The Financial Derivatives Company Limited (FDC) has stressed that Nigeria’s high unemployment (27.1%), its large youth population, as well as its poverty rates, mean that the country is effectively seating on a massive keg of gun powder.
The Lagos-based research and investment company stated this in its latest economic bulletin.
Nigeria now has an estimated 91 million people (43% of its population) living in extreme poverty (less than $2 a day).
This is up 29 per cent from 70 million in 2016 and had been projected to reach 106.6 million by 2030.
Nigeria is now regarded as the world’s poverty capital. The twin shocks of the coronavirus pandemic and the oil price collapse triggered another economic crisis.
Like most oil shocks in the past, it was followed by worsening external imbalances and a devaluation of the naira.
“Every naira devaluation has pushed more and more Nigerians into poverty as the country’s import dependency for its consumables means the average consumer can afford less than he used to.
“The poor got poorer while inequality widened. The poverty of today is as a result of low investment in the education sector of 10 years ago. This is evident in the number of out-of-schoolchildren (41 million according to the UNICEF).”
According to the report, plans to combat insecurity without tackling poverty and its root causes, would be dead on arrival, stressing that both plans must reinforce each other.
It stated that the incentive to commit acts of terror and banditry must be outweighed by the threat and consequence of being caught.
The report said: “Pro-poor growth strategies and social welfare are crucial to alleviating poverty, but the government also needs to strongly expand its anti-terror capabilities and create a strong disincentive to the perpetrators.
“A change of guard at the top of the military does in fact signal that the federal government acknowledges that it could have done more in the past to end the stalemate with Boko Haram and it now intends to.
“Its success is critical to achieving sustainable economic growth in Nigeria.”
It stressed that poverty has both been a cause and consequence of insecurity in the country, noting that in times of heightened insecurity and instability, the danger to lives and property means increased uncertainty as businesses stay closed or offer skeletal services, consumer and investor confidence fall and business expansion is almost non-existent.
Foreign direct investment (FDI) flows into Nigeria fell by 21 per cent to $2.61 billion in 2020, due to the coronavirus pandemic. This figure is expected to rise in 2021, “but will be held back by rising insecurity.”
Furthermore, it stated that insecurity also delays the construction of critical transport infrastructure, which should, ordinarily, improve logistics and bolster economic growth.
“It is also noteworthy that insecurity has risen sharply in northern Nigeria, where populations are poorer and state governments get less revenue for sharing,” it added.
According to the report, the resolution of multidimensional poverty remains one of the biggest challenges facing Nigerian policymakers today.
“It is one that an entrenched system that promotes sharing rather than production has so far failed to tackle.

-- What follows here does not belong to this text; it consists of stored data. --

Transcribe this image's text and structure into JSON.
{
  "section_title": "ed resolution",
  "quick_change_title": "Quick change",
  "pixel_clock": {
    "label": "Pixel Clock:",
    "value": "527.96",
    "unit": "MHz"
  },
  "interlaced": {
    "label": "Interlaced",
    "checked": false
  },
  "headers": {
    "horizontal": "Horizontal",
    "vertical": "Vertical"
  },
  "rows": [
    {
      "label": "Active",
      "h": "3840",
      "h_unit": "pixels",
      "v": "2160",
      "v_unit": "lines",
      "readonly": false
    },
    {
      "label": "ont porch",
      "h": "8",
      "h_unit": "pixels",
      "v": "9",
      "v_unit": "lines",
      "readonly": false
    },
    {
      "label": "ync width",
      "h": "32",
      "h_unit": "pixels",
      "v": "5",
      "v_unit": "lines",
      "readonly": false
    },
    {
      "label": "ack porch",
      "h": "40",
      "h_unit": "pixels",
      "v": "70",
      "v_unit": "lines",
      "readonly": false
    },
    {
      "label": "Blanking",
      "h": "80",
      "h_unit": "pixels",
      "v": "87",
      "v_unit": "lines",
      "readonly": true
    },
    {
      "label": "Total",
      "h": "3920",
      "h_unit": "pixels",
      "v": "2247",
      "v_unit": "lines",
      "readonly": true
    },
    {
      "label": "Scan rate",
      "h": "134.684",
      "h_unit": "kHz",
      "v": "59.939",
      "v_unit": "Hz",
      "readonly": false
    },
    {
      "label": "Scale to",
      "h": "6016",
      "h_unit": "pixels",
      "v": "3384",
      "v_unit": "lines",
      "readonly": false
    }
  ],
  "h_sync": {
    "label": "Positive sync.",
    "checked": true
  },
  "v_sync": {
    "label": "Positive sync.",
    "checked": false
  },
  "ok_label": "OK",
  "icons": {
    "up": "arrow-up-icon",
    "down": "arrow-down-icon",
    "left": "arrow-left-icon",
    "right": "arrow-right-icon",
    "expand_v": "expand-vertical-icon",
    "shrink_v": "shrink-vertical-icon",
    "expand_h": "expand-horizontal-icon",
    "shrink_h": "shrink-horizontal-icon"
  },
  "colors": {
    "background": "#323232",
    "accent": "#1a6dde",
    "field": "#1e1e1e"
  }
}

Nigeria’s weak economy is a consequence of its over-reliance on oil and gas and its failure to strengthen its institutions and invest in infrastructure.
“Empirical evidence from countries with success stories in pulling millions of people out of poverty, like China, points to sustained economic growth over extended periods as the barest minimum required. China achieved double-digit GDP growth rate over two decades through economic reform and policies that created jobs and alleviated poverty in rural China, and the provision of social welfare.
“It never had to face issues bordering on insecurity – at least not on the scale being witnessed in Nigeria,” it stated.